The lessons of Korea and This Kind of War are simple, but ugly: if you don’t want to destroy civilization through nuclear war, you have to engage in limited operations against your enemy’s proxies, and you need “legions” to do so. A democracy is not prepared to volunteer for an all-out crusade unless the homeland itself attacked and a maximum effort is expected. And as more and more nations acquire nuclear weapons, the U.S. military will have to fight more Koreas in the future under even tighter constraints.

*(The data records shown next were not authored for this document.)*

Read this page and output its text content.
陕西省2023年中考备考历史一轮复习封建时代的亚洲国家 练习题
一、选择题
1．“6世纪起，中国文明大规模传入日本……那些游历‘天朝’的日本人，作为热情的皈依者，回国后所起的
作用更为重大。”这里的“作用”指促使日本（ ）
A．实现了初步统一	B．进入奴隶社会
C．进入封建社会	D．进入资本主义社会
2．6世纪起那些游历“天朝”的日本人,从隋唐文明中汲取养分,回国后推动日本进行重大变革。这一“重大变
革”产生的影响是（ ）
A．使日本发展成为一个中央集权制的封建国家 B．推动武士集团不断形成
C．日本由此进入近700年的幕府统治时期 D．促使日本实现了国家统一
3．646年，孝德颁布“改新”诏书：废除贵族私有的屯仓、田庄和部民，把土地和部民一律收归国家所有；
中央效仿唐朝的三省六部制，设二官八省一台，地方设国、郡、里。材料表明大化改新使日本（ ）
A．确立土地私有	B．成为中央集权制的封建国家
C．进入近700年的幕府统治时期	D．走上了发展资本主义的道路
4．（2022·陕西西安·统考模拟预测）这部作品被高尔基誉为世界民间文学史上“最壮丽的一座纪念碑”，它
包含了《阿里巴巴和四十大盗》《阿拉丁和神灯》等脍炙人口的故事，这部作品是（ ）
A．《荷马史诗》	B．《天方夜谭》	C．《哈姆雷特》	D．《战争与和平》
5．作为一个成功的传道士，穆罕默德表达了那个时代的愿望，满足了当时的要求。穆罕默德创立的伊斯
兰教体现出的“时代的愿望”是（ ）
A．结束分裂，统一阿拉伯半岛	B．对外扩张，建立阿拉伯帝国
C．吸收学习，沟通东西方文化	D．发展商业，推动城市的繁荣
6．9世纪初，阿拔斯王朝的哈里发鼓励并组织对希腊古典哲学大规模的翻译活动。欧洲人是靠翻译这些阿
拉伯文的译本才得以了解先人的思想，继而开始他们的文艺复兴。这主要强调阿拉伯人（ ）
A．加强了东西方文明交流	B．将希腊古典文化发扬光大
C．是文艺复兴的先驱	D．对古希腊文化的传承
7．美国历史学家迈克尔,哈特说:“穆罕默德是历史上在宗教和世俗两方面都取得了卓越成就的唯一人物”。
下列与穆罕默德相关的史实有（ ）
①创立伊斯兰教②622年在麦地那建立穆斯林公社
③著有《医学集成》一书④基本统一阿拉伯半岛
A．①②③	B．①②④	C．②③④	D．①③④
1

And lastly, there’s this ugly truth about why the Korean War remains relevant today: we’re still there. There are still U.S. Marines on station near the 38th parallel. The Demilitarized Zone (DMZ) still exists. Kim Jong-Il, son of Kim Il-Sung, now rules North Korea with the same iron hand as the previous Beloved Leader. North Korea still has troops and bunkers amassed on their side of the border. South Korea and Japan are now major U.S. trading partners. Russia is no longer Communist, but China still is, as is North Korea, and all three now possess nuclear weapons. North Korea has been exporting nuclear hardware to places like Syria, Pakistan, and Iran. Korea is a problem that has not gone away. Nearly 60 years later, the best we’ve been able to manage on the Korean Peninsula is a cease-fire, and sometimes not even that. Another war is possible; what it will look like is anyone’s guess, but it will have its roots in the last war.